I am the product manager for dbt Cloud, which has two parts:

  1. The Cloud IDE is a nice way for analysts who are less familiar with git to use dbt Cloud. It enables easy workflows where you can build your data model and collaborate with other analysts on your team.
  2. The Cloud Scheduler enables orchestration and CI/CD capabilities for you to operationalize building and testing dbt models.

A nice thing about dbt is that we work in the open. Every quarter, we have a product event called Staging to discuss what we’ve been working on, what’s on our roadmap, and what you can expect from our team. Some big areas that we will focus on are to continue investing in the IDE and the Scheduler. But we are also exploring metadata, data quality, and discoverability areas.

On An Under-Invested Area In The Data Tooling Ecosystem

One of the biggest challenges in data is the natural tension between going fast and being right — which is a hard problem to solve. So it entails getting high quality and building proper infrastructure versus enabling self-serve analytics for those without technical backgrounds to work with the data.
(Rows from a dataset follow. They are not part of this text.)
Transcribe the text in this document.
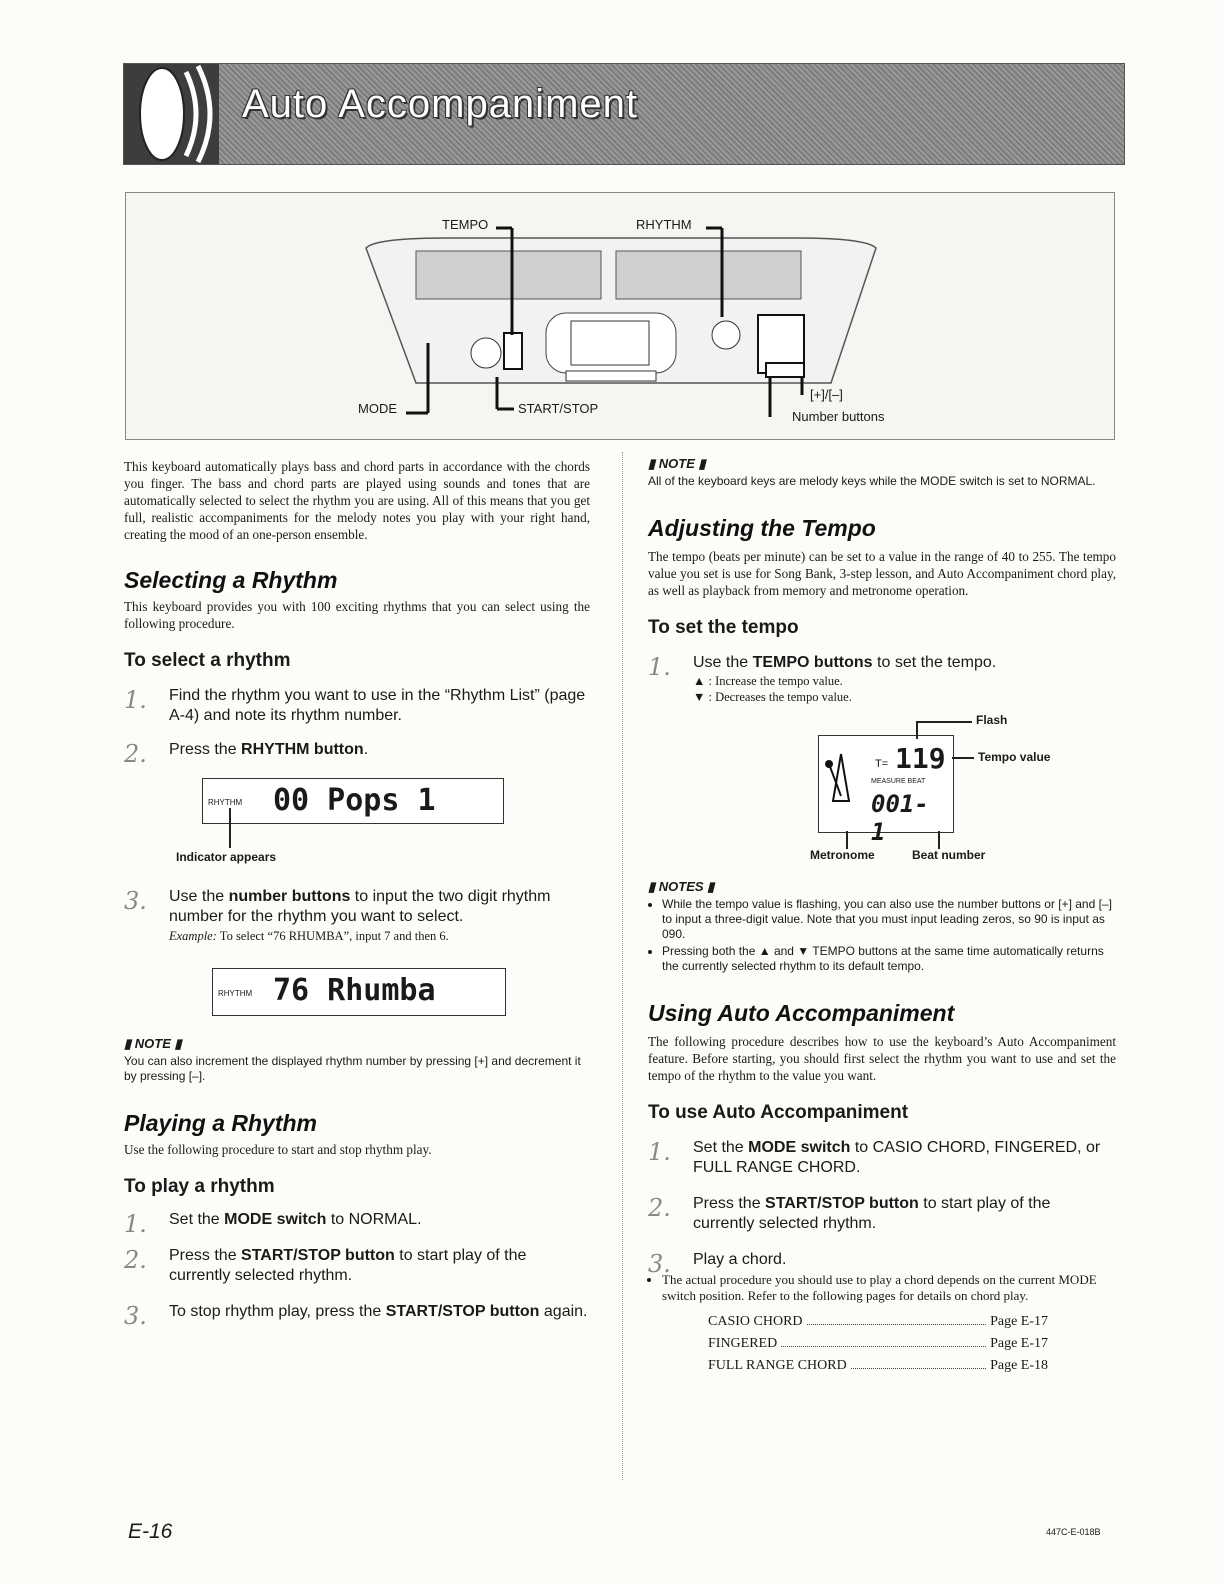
Auto Accompaniment
TEMPO	RHYTHM
MODE	START/STOP
[+]/[–]
Number buttons

This keyboard automatically plays bass and chord parts in accordance with the chords you finger. The bass and chord parts are played using sounds and tones that are automatically selected to select the rhythm you are using. All of this means that you get full, realistic accompaniments for the melody notes you play with your right hand, creating the mood of an one-person ensemble.

Selecting a Rhythm

This keyboard provides you with 100 exciting rhythms that you can select using the following procedure.

To select a rhythm
1. Find the rhythm you want to use in the “Rhythm List” (page A-4) and note its rhythm number.
2. Press the RHYTHM button.
RHYTHM 00 Pops 1
Indicator appears
3. Use the number buttons to input the two digit rhythm number for the rhythm you want to select.
Example: To select “76 RHUMBA”, input 7 and then 6.
RHYTHM 76 Rhumba
▮ NOTE ▮

You can also increment the displayed rhythm number by pressing [+] and decrement it by pressing [–].

Playing a Rhythm

Use the following procedure to start and stop rhythm play.

To play a rhythm
1. Set the MODE switch to NORMAL.
2. Press the START/STOP button to start play of the currently selected rhythm.
3. To stop rhythm play, press the START/STOP button again.
E-16
▮ NOTE ▮

All of the keyboard keys are melody keys while the MODE switch is set to NORMAL.

Adjusting the Tempo

The tempo (beats per minute) can be set to a value in the range of 40 to 255. The tempo value you set is use for Song Bank, 3-step lesson, and Auto Accompaniment chord play, as well as playback from memory and metronome operation.

To set the tempo
1. Use the TEMPO buttons to set the tempo.
▲ : Increase the tempo value.
▼ : Decreases the tempo value.
T= 119
MEASURE BEAT
001- 1
Flash
Tempo value
Metronome	Beat number
▮ NOTES ▮
• While the tempo value is flashing, you can also use the number buttons or [+] and [–] to input a three-digit value. Note that you must input leading zeros, so 90 is input as 090.
• Pressing both the ▲ and ▼ TEMPO buttons at the same time automatically returns the currently selected rhythm to its default tempo.
Using Auto Accompaniment

The following procedure describes how to use the keyboard’s Auto Accompaniment feature. Before starting, you should first select the rhythm you want to use and set the tempo of the rhythm to the value you want.

To use Auto Accompaniment
1. Set the MODE switch to CASIO CHORD, FINGERED, or FULL RANGE CHORD.
2. Press the START/STOP button to start play of the currently selected rhythm.
3. Play a chord.
• The actual procedure you should use to play a chord depends on the current MODE switch position. Refer to the following pages for details on chord play.
CASIO CHORD	Page E-17
FINGERED	Page E-17
FULL RANGE CHORD	Page E-18
447C-E-018B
I’m hopeful that these worlds will be bridged more in the future.

dbt leans more towards the lens of “How do you make sure you can trust your data today and make the right investments there?” There’s a learning curve to bring dbt into any team, but the promise that we have is that you won’t regret it. People who couldn’t do data transformations before (because they are not engineers) now can. dbt brings accessibility and empowers people to achieve tasks they weren’t able to before.

I think that there is more which either dbt can do or other people can do, which is letting more people be data consumers. It’s a little bit of what Metabase does. There’s always the tension of “If you let everyone create data models for everyone, how can you trust the data? Do you have challenges with data quality? Are the foundations right?” We are certainly trying to solve it at dbt, and others recognize this hard problem as well.
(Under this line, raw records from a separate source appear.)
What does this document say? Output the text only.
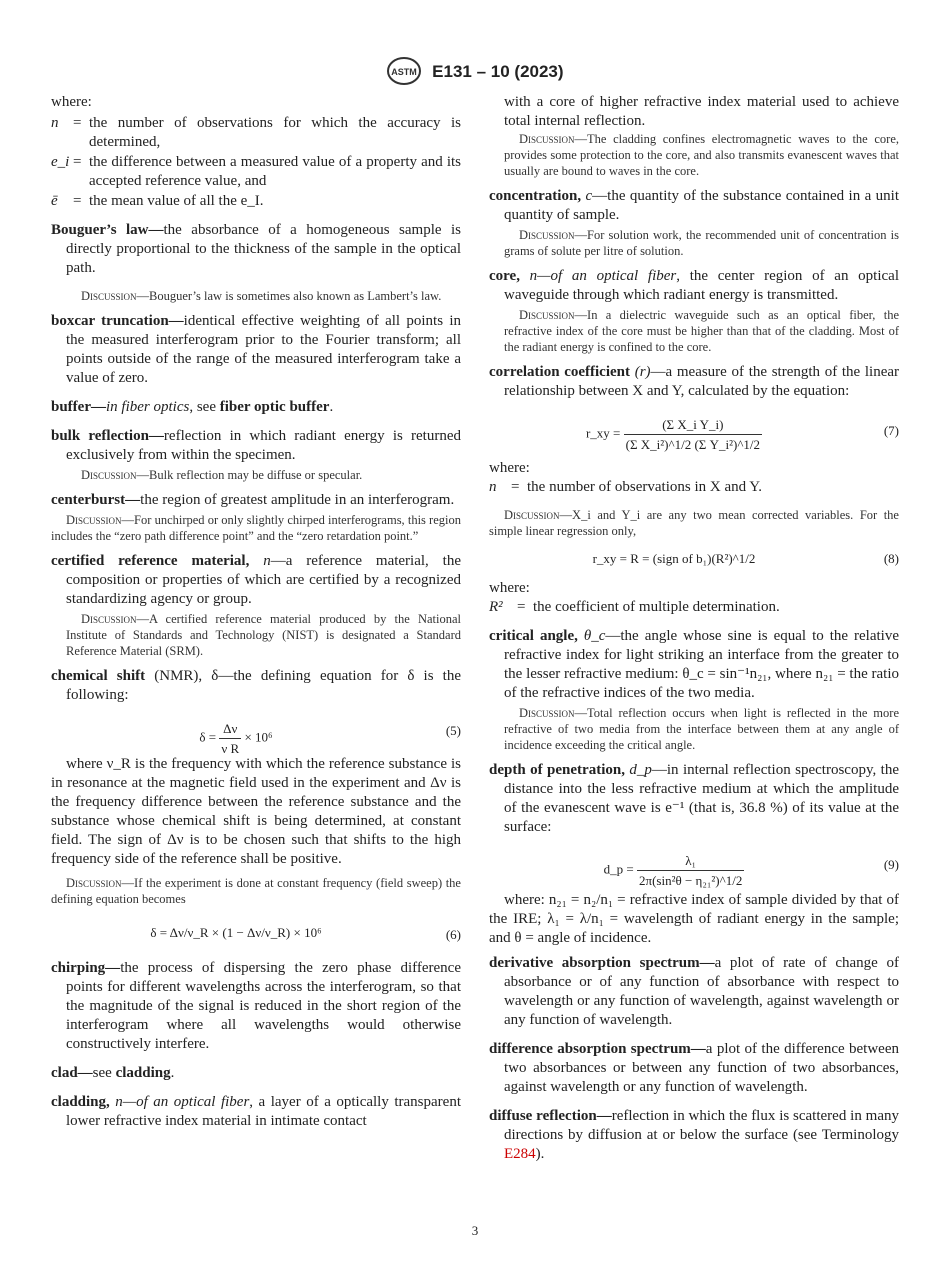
ASTM E131 – 10 (2023)
where:
n = the number of observations for which the accuracy is determined,
e_i = the difference between a measured value of a property and its accepted reference value, and
ē	= the mean value of all the e_I.
Bouguer’s law—the absorbance of a homogeneous sample is directly proportional to the thickness of the sample in the optical path.
Discussion—Bouguer’s law is sometimes also known as Lambert’s law.
boxcar truncation—identical effective weighting of all points in the measured interferogram prior to the Fourier transform; all points outside of the range of the measured interferogram take a value of zero.
buffer—in fiber optics, see fiber optic buffer.
bulk reflection—reflection in which radiant energy is returned exclusively from within the specimen.
Discussion—Bulk reflection may be diffuse or specular.
centerburst—the region of greatest amplitude in an interferogram.
Discussion—For unchirped or only slightly chirped interferograms, this region includes the “zero path difference point” and the “zero retardation point.”
certified reference material, n—a reference material, the composition or properties of which are certified by a recognized standardizing agency or group.
Discussion—A certified reference material produced by the National Institute of Standards and Technology (NIST) is designated a Standard Reference Material (SRM).
chemical shift (NMR), δ—the defining equation for δ is the following:
$\delta = \frac{\Delta\nu}{\text{ν R}} \times 10^6$	(5)
where ν_R is the frequency with which the reference substance is in resonance at the magnetic field used in the experiment and Δν is the frequency difference between the reference substance and the substance whose chemical shift is being determined, at constant field. The sign of Δν is to be chosen such that shifts to the high frequency side of the reference shall be positive.
Discussion—If the experiment is done at constant frequency (field sweep) the defining equation becomes
δ = Δν/ν_R × (1 − Δν/ν_R) × 10⁶	(6)
chirping—the process of dispersing the zero phase difference points for different wavelengths across the interferogram, so that the magnitude of the signal is reduced in the short region of the interferogram where all wavelengths would otherwise constructively interfere.
clad—see cladding.
cladding, n—of an optical fiber, a layer of a optically transparent lower refractive index material in intimate contact
with a core of higher refractive index material used to achieve total internal reflection.
Discussion—The cladding confines electromagnetic waves to the core, provides some protection to the core, and also transmits evanescent waves that usually are bound to waves in the core.
concentration, c—the quantity of the substance contained in a unit quantity of sample.
Discussion—For solution work, the recommended unit of concentration is grams of solute per litre of solution.
core, n—of an optical fiber, the center region of an optical waveguide through which radiant energy is transmitted.
Discussion—In a dielectric waveguide such as an optical fiber, the refractive index of the core must be higher than that of the cladding. Most of the radiant energy is confined to the core.
correlation coefficient (r)—a measure of the strength of the linear relationship between X and Y, calculated by the equation:
r_xy = $\frac{\text{(Σ X\_i Y\_i)}}{\text{(Σ X\_i²)\textasciicircum{}1/2 (Σ Y\_i²)\textasciicircum{}1/2}}$	(7)
where:
n = the number of observations in X and Y.
Discussion—X_i and Y_i are any two mean corrected variables. For the simple linear regression only,
r_xy = R = (sign of b₁)(R²)^1/2	(8)
where:
R² = the coefficient of multiple determination.
critical angle, θ_c—the angle whose sine is equal to the relative refractive index for light striking an interface from the greater to the lesser refractive medium: θ_c = sin⁻¹n₂₁, where n₂₁ = the ratio of the refractive indices of the two media.
Discussion—Total reflection occurs when light is reflected in the more refractive of two media from the interface between them at any angle of incidence exceeding the critical angle.
depth of penetration, d_p—in internal reflection spectroscopy, the distance into the less refractive medium at which the amplitude of the evanescent wave is e⁻¹ (that is, 36.8 %) of its value at the surface:
d_p = $\frac{\text{λ₁}}{\text{2π(sin²θ − η₂₁²)\textasciicircum{}1/2}}$	(9)
where: n₂₁ = n₂/n₁ = refractive index of sample divided by that of the IRE; λ₁ = λ/n₁ = wavelength of radiant energy in the sample; and θ = angle of incidence.
derivative absorption spectrum—a plot of rate of change of absorbance or of any function of absorbance with respect to wavelength or any function of wavelength, against wavelength or any function of wavelength.
difference absorption spectrum—a plot of the difference between two absorbances or between any function of two absorbances, against wavelength or any function of wavelength.
diffuse reflection—reflection in which the flux is scattered in many directions by diffusion at or below the surface (see Terminology E284).
3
On Interoperability Within The Data Stack

As an open-source product, dbt wants to be interoperable with other tools. We think about our open-source project as the standard for how you perform transformations and build data models. Lying at the core of that technology is the compiler, and we want it to be absolutely everywhere.
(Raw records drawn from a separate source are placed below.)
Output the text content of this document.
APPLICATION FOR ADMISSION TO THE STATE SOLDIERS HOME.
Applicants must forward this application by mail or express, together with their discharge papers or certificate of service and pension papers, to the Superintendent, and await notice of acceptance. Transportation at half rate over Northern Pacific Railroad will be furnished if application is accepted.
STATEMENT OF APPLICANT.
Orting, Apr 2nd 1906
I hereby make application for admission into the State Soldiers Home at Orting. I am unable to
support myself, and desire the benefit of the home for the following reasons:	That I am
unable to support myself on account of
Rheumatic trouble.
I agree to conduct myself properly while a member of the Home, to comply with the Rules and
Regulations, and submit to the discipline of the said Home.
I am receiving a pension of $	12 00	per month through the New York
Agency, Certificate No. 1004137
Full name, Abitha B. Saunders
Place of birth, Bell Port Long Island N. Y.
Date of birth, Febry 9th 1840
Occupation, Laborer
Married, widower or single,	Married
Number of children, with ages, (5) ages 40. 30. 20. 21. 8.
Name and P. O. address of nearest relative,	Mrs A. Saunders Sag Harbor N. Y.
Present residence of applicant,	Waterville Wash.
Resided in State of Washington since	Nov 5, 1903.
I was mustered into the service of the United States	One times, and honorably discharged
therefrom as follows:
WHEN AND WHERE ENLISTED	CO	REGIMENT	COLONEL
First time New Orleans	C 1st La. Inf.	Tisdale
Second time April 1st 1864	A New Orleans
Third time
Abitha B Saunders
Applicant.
Our first principle is to grow the pie versus to gain share from our competitors. We think this market is absolutely massive, and we work hard to invest and contribute to the industry at large. Our goal is to move the industry forward. At the end of the day, if the analytics teams are more confused than when they started, that’s a problem for everyone. Making sure that there are clean handoffs between different layers of the stack is so important.

On Differences Between Being a VC and Being a PM

In product, it’s pretty fun because I have two lenses that I use frequently:

  1. The first is my wide-angle lens: thinking about the industry and where we need to go as a team/as a product. How do we play in the broader ecosystem? How to make the ecosystem better as a whole?
  2. The second is my zoom lens: thinking deeply about individual steps that we have to take to achieve our goals.

It’s that constant kind of shifting in scales between wide-angle and zoom that I have to handle in product. In venture, you really just have the wide-angle: thinking more at the company and industry levels, then making bets on the future. You kind of glaze over the details at times because they are not relevant. If you spend too much time on the details, you might forget to see the full picture.

That’s the biggest difference I’ve seen in the two roles. But it’s a fun challenge to be able to context-switch and exercise two different muscles that I have in product.

Because I’ve studied the data and analytics space for so long, the wide-angle lens is just so ingrained in how I think and constantly runs in the background. Subconsciously, I always think about the company's overall benefits and strategic goals, But I don’t have to work that muscle quite as much right now. The muscle I’m exercising more in my current day-to-day is the zoom lens — thinking at the molecular level and making decisions on a daily/weekly cadence.